The complaint, filed with the state Ethics Commission by the estranged husband of one of King's former assistants, alleges King played strip poker with another former assistant.

"I expect there are going to be a lot of people, but I don't know," said selectmen Chairman Charles Sisitsky. "The important thing is that everyone is civil to each other during the discussion."

The complaint against King likely won't play into his review, but Esty said it should.

"It would be logical to have to deal with it," she said.

The reviews were written several weeks ago, said Sisitsky.  No public input is likely during the review discussion, he said.

"The process doesn't call for it," he said.  "Any board member is free to make any comment they want."

But Seth Levenson, the man who filed the complaint, said last week he plans to be there for the review.

"I'll be interested to hear what he (Levenson) has to say," Esty said.

Selectman Chris Ross, who worked with fellow board member Katie Murphy to compress selectmen's individual comments into one review, said he expects the review to go forward as planned.
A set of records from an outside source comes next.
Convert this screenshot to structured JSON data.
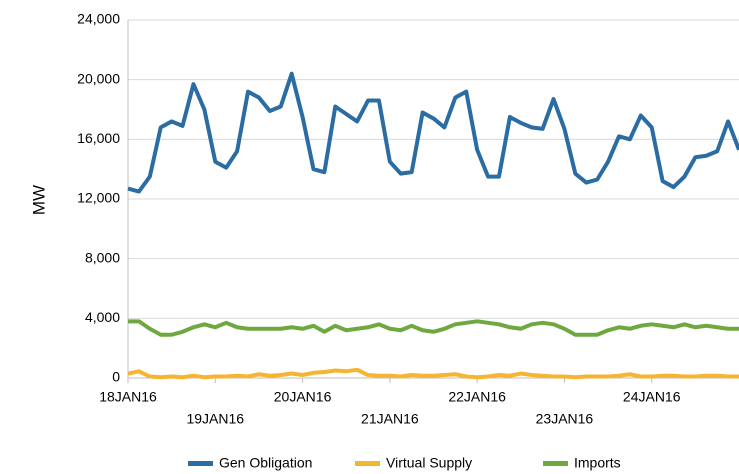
{
  "chart_data": {
    "type": "line",
    "y_label": "MW",
    "categories": [
      "18JAN16",
      null,
      null,
      null,
      null,
      null,
      null,
      null,
      "19JAN16",
      null,
      null,
      null,
      null,
      null,
      null,
      null,
      "20JAN16",
      null,
      null,
      null,
      null,
      null,
      null,
      null,
      "21JAN16",
      null,
      null,
      null,
      null,
      null,
      null,
      null,
      "22JAN16",
      null,
      null,
      null,
      null,
      null,
      null,
      null,
      "23JAN16",
      null,
      null,
      null,
      null,
      null,
      null,
      null,
      "24JAN16",
      null,
      null,
      null,
      null,
      null,
      null,
      null,
      null
    ],
    "series": [
      {
        "name": "Gen Obligation",
        "color": "#2b6ca3",
        "values": [
          12700,
          12500,
          13500,
          16800,
          17200,
          16900,
          19700,
          18000,
          14500,
          14100,
          15200,
          19200,
          18800,
          17900,
          18200,
          20400,
          17500,
          14000,
          13800,
          18200,
          17700,
          17200,
          18600,
          18600,
          14500,
          13700,
          13800,
          17800,
          17400,
          16800,
          18800,
          19200,
          15300,
          13500,
          13500,
          17500,
          17100,
          16800,
          16700,
          18700,
          16700,
          13700,
          13100,
          13300,
          14500,
          16200,
          16000,
          17600,
          16800,
          13200,
          12800,
          13500,
          14800,
          14900,
          15200,
          17200,
          15300
        ]
      },
      {
        "name": "Virtual Supply",
        "color": "#f5b531",
        "values": [
          300,
          450,
          100,
          50,
          100,
          50,
          150,
          50,
          100,
          100,
          150,
          100,
          250,
          150,
          200,
          300,
          200,
          350,
          400,
          500,
          450,
          550,
          200,
          150,
          150,
          100,
          200,
          150,
          150,
          200,
          250,
          100,
          50,
          100,
          200,
          150,
          300,
          200,
          150,
          100,
          100,
          50,
          100,
          100,
          100,
          150,
          250,
          100,
          100,
          150,
          150,
          100,
          100,
          150,
          150,
          100,
          100
        ]
      },
      {
        "name": "Imports",
        "color": "#6ea840",
        "values": [
          3800,
          3800,
          3300,
          2900,
          2900,
          3100,
          3400,
          3600,
          3400,
          3700,
          3400,
          3300,
          3300,
          3300,
          3300,
          3400,
          3300,
          3500,
          3100,
          3500,
          3200,
          3300,
          3400,
          3600,
          3300,
          3200,
          3500,
          3200,
          3100,
          3300,
          3600,
          3700,
          3800,
          3700,
          3600,
          3400,
          3300,
          3600,
          3700,
          3600,
          3300,
          2900,
          2900,
          2900,
          3200,
          3400,
          3300,
          3500,
          3600,
          3500,
          3400,
          3600,
          3400,
          3500,
          3400,
          3300,
          3300
        ]
      }
    ],
    "ylim": [
      0,
      24000
    ],
    "yticks": [
      0,
      {
        "value": 4000,
        "label": "4,000"
      },
      {
        "value": 8000,
        "label": "8,000"
      },
      {
        "value": 12000,
        "label": "12,000"
      },
      {
        "value": 16000,
        "label": "16,000"
      },
      {
        "value": 20000,
        "label": "20,000"
      },
      {
        "value": 24000,
        "label": "24,000"
      }
    ],
    "grid": true,
    "legend": "bottom"
  }
}
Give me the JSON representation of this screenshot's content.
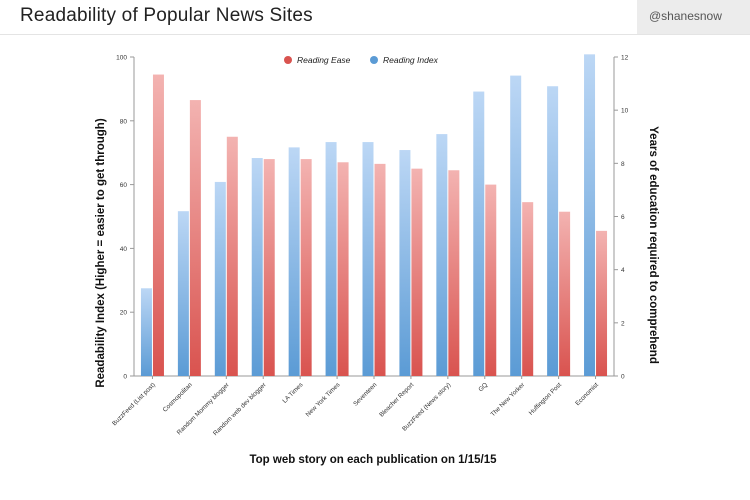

He said the allegations against King are "very serious," and he expects the board to deal with them at a later date, but doesn't see the review as the proper forum for that conversation.

The complaint claims King participated in a strip poker game with Karen Potter, one of his assistants, while her sister, Allison Potter, his other assistant, looked on.

Levenson, Allison Potter's estranged husband, also claims King hosted regular push-up contests in town offices and once presented the winner with bottle of liquor as a prize.

Levenson claims in the complaint that he stopped his wife from playing in the strip poker game and believes that decision came into play in her eventual layoff, while Karen Potter was promoted and given a raise.

Reports published in the News quote Allison Potter as saying she resigned.  She now works part time, taking minutes of selectmen meetings.

King is estranged from his wife, and has been living in a Framingham apartment for close to a year.  He has denied Levenson's claims, but refrained from public comment in the week since news of the complaint broke.

"I'm not going to comment on any of the issues further than my statement right now," said King when asked if he had hired a lawyer or whether the complaint should be part of the board's review.

King has reviewed the four selectmen's evaluations of his work and written his self-evaluation, he said.

Town Counsel Chris Petrini has not yet been asked by selectmen to look at the complaint and comment whether the town itself faces any problems as a result.

Because it involves the character and reputation of a public official, said Petrini, any discussion of how the complaint could affect town business should be reserved for executive session.

"The board is going to have to take the action they deem to be appropriate here," he said.

Because the working relationships between King and his assistants and King and the selectmen are central to the discussion, Petrini yesterday recommended a cautious approach.

"These are always delicate things," he said.  "They are always issues where you have to tread carefully."